Tuesday, May 15, 2012
learning to enjoy Christian poetry (what I'm reading: Lit! and A sacrifice of praise)
I'm sure some of you love poetry. Some of you probably find it boring or bewildering. But perhaps you're like me: you'd like to like poetry, but you don't know quite how to read it or where to start. I'm thinking of you as I write today.
I love reading, but I've always found it hard to appreciate poetry. I read too fast, and it's difficult to slow down and let the words sink in. That's starting to change, thanks to bloggers like Ali and Nicole. I've also been inspired by Tony Reinke's encouragement to read Christian poetry to kindle spiritual reflection.
One of the few things my son Ben wants to do when he has a migraine is to listen to me read, so once or twice we've read poems together. Some are from our old copy of The Norton anthology of poetry, others from A sacrifice of praise, an anthology of Christian poetry. If you want to get to know and appreciate Christian poetry, this is a wonderful place to start (I bought it Reinke's recommendation in Lit!, the book I've been blogging through recently).
Where do you turn when you want to read a Christian poem to your son? My first choice was God's Grandeur by Gerard Manley Hopkins (1844-1889), an English Catholic poet. This poem echoes uncannily in my mind, no doubt because my mum used to quote from it, especially the last two lines: she was an English teacher, and is far more poetry-buffish than me.

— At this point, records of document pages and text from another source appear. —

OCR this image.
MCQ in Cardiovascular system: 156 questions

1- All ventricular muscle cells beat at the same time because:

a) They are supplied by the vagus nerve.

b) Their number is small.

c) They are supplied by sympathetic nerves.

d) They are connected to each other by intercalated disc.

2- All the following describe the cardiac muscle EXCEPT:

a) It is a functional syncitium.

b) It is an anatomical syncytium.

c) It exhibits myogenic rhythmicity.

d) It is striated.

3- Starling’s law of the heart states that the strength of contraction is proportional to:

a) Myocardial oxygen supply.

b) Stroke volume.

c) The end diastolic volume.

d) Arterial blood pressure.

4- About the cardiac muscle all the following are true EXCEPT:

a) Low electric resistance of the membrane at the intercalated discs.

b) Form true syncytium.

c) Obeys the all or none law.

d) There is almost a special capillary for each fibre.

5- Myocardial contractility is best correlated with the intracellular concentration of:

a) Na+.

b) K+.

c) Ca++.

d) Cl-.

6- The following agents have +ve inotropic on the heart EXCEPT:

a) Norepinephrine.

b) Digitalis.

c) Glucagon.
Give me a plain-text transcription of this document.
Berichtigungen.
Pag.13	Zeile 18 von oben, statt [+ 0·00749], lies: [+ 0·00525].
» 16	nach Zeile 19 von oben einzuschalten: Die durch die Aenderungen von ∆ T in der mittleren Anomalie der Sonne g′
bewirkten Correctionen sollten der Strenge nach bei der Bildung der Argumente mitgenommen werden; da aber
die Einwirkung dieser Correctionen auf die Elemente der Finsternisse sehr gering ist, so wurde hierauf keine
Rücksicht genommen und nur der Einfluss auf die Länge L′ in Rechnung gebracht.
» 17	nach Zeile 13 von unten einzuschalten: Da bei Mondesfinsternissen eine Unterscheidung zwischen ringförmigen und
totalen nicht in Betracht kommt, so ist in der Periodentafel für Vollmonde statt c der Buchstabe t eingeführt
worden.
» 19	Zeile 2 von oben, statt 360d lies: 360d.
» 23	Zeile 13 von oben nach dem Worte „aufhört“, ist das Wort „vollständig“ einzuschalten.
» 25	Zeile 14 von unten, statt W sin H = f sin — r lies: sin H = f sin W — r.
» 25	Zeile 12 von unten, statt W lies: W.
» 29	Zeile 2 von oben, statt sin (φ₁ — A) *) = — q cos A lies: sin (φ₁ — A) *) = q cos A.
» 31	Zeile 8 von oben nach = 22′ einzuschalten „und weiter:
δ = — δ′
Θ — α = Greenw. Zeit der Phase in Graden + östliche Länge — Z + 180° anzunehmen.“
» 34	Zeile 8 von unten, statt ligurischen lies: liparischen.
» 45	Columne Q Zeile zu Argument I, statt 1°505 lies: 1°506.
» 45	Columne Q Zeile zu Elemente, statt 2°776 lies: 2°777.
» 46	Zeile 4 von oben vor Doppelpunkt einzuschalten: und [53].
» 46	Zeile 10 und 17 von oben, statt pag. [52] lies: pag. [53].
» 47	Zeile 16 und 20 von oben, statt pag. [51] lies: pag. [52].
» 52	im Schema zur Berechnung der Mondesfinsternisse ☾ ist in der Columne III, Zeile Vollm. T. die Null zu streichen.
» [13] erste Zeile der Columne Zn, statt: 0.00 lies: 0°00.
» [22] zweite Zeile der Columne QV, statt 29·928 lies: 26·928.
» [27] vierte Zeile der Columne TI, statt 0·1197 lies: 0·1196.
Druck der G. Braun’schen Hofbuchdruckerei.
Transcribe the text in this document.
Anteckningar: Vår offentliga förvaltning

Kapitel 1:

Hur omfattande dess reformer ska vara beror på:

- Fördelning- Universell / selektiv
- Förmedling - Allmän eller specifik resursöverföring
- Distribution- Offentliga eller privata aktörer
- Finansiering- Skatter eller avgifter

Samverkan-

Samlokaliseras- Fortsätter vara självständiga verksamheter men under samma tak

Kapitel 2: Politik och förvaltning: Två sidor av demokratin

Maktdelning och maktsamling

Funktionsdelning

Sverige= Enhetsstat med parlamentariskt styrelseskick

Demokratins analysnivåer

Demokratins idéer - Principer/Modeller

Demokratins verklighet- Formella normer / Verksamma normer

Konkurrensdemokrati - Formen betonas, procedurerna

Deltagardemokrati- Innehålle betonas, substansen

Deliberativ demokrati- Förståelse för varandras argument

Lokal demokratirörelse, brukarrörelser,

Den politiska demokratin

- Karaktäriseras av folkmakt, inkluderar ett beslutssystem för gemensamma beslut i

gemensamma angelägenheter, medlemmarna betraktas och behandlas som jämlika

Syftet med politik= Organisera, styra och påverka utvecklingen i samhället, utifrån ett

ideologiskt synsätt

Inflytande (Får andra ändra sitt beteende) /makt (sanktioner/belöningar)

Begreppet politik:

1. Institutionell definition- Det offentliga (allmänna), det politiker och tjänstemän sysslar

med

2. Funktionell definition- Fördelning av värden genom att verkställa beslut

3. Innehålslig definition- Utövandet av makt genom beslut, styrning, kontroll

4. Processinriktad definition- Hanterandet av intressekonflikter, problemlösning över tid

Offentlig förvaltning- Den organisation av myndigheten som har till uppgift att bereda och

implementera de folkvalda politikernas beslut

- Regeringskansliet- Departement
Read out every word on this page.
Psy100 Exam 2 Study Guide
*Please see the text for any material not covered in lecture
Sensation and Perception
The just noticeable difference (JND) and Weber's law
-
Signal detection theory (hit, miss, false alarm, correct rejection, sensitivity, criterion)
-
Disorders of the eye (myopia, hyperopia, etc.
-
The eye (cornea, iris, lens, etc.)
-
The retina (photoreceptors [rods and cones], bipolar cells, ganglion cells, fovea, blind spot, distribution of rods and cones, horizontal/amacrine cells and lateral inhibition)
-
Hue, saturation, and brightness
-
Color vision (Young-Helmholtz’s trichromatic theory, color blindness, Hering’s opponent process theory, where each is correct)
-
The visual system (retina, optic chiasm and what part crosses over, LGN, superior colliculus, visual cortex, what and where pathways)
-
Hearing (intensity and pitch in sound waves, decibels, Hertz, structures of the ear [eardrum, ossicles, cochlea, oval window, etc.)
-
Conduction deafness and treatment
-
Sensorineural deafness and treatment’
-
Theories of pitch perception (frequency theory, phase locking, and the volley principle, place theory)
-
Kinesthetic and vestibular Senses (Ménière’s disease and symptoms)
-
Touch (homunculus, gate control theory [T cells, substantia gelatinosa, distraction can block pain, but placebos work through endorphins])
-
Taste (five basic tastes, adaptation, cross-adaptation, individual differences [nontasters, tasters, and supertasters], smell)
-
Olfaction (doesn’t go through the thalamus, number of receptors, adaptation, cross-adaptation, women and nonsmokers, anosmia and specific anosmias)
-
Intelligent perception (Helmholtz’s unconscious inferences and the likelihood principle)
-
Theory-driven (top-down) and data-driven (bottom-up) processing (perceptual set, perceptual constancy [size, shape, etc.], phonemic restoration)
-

Like every poem, if you want to enjoy this, try reading it slowly and out loud. Read it again. Read it to someone else. Let the images sing to you of how God's glory still shines from his crushed and broken world. I want to commit this poem to memory so, next time I watch the sun rise over our back verandah, I'll remember how, in and after darkness, "the Holy Ghost over the bent / World broods with warm breast and with ah! bright wings".
The world is charged with the grandeur of God.
It will flame out, like shining from shook foil;
It gathers to a greatness, like the ooze of oil
Crushed. Why do men then now not reck his rod?
Generations have trod, have trod, have trod;
And all is seared with trade; bleared, smeared with toil;
And wears man’s smudge and shares man’s smell: the soil
Is bare now, nor can foot feel, being shod.
And for all this, nature is never spent;
There lives the dearest freshness deep down things;
And though the last lights off the black West went
Oh, morning, at the brown brink eastward, springs—
Because the Holy Ghost over the bent
World broods with warm breast and with ah! bright wings.